Me Marie Sirois, du bureau du Directeur des poursuites criminelles et pénales (DPCP), a mené les dossiers devant les juges Isabelle Boillat et Michel Boudreault, de la Cour du Québec.

Mathieu Côté condamné à 50 mois

Le Chicoutimien Mathieu Côté a pris le chemin du pénitencier pour les 50 prochains mois pour avoir trafiqué plus de 34 000 comprimés de métamphétamine, alors que l’un de ses livreurs (runners), Guy Dumas, est parti au pénitencier pour 24 mois.

Les deux individus sont les premiers à plaider coupables aux accusations de complot et de trafic de stupéfiants dans le cadre de l’opération policière Palme menée par l’Escouade régionale mixte (ERM) de la Sûreté du Québec et du Service de police de Saguenay, en avril 2019.

Me Marie Sirois, du bureau du Directeur des poursuites criminelles et pénales (DPCP), a mené les dossiers devant les juges Isabelle Boillat et Michel Boudreault, de la Cour du Québec.

Côté, 42 ans, devait plaider coupable en juin, mais lorsque son avocat de l’époque, Me Charles Cantin, lui a signifié que la peine serait considérable en raison de son implication et des quantités de drogues saisies, il n’a pas apprécié et a demandé à changer d’avocat.

Il voulait même déposer une requête en retrait de ses plaidoyers de culpabilité.

«Il n’y aura finalement pas eu de requête. Une offre a été soumise à la juge Boillat de 50 mois de détention en raison de la perquisition policière et de bris d’engagement de la part de Mathieu Côté», a précisé Me Sirois.

Le client de Me Francis Boucher avait été arrêté à Chibougamau au volant d’un camion de location, dans lequel se trouvait tout son mobilier de maison. Les policiers ont laissé voir que l’individu voulait quitter le Québec pour l’Ouest canadien afin de se soustraire à la justice.

En raison du bris d’engagement, le ministère de la Justice a saisi les 18 000$, dont 2000$ en dépôt, que Côté avait en sa possession à titre de biens infractionnels et de non-respect de ses conditions.

À la retraite

Par ailleurs, Guy Dumas, un homme de 64 ans de Chicoutimi, a réglé, jeudi matin, son dossier devant la justice. Lui aussi arrêté dans le cadre de l’opération Palme, le retraité a pris le chemin du pénitencier pour une période de 24 mois. Il sera ensuite soumis à une probation de 36 mois et à un suivi probatoire de 18 mois.

Dumas, représenté par Me Louis Belliard, n’avait pas un rôle majeur au sein du réseau de trafiquants, mais a tout de même reçu cinq ou six livraisons de métamphétamine à son domicile.

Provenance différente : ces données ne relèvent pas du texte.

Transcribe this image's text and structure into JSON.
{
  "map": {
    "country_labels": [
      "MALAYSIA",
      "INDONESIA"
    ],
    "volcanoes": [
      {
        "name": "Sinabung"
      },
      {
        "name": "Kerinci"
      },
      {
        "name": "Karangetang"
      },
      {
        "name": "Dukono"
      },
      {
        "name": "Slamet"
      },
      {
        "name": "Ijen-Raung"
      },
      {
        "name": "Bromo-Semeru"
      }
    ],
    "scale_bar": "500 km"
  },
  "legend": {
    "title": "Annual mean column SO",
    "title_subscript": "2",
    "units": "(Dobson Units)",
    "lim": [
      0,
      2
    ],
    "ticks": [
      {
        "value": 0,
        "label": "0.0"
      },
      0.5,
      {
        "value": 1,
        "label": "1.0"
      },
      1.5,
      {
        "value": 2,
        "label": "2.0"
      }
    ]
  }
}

Pour chaque livraison, il touchait une somme de 1000$, a révélé Me Belliard.

«Mon client savait qu’il participait à une organisation criminelle, mais ça lui permettait de réduire le prix de sa consommation. Je crois qu’il faut frapper assez fort dans la sentence pour faire en sorte qu’il n’ait pas le goût de revenir devant le tribunal», a mentionné Me Belliard.

Du côté de la Couronne, Me Sirois précise que le geste posé par l’accusé n’était pas isolé. Elle a parlé d’un homme mature qui savait qu’il était au sein d’une organisation structurée. Lors de la perquisition policière, plus de 34 000 comprimés ont été trouvés.

«Il a agi comme transporteur et servait aussi à garder la drogue chez lui. Il était un bon candidat à recruter, car il consommait de la drogue et était vulnérable. Une peine de 30 mois aurait pu être raisonnable, mais à 24 mois, ça respecte les fourchettes de peine pour une première offense», a indiqué Me Sirois.

Guy Dumas ne croyait pas partir pour la détention immédiatement, car il n’avait pas pris la peine d’amener son sac de vêtements.

«Vous acquiescez à l’inévitable. Vous avez fait des victimes avec cette drogue et vous êtes une victime, car on a recruté un homme qui consommait, qui était vulnérable. Malgré tout, vous avez contribué à intoxiquer des jeunes de 12 à 19 ans et vous n’avez pas réfléchi aux conséquences en travaillant pour des gens qui vous offraient 1000$ par livraison», a conclu le juge Boudreault.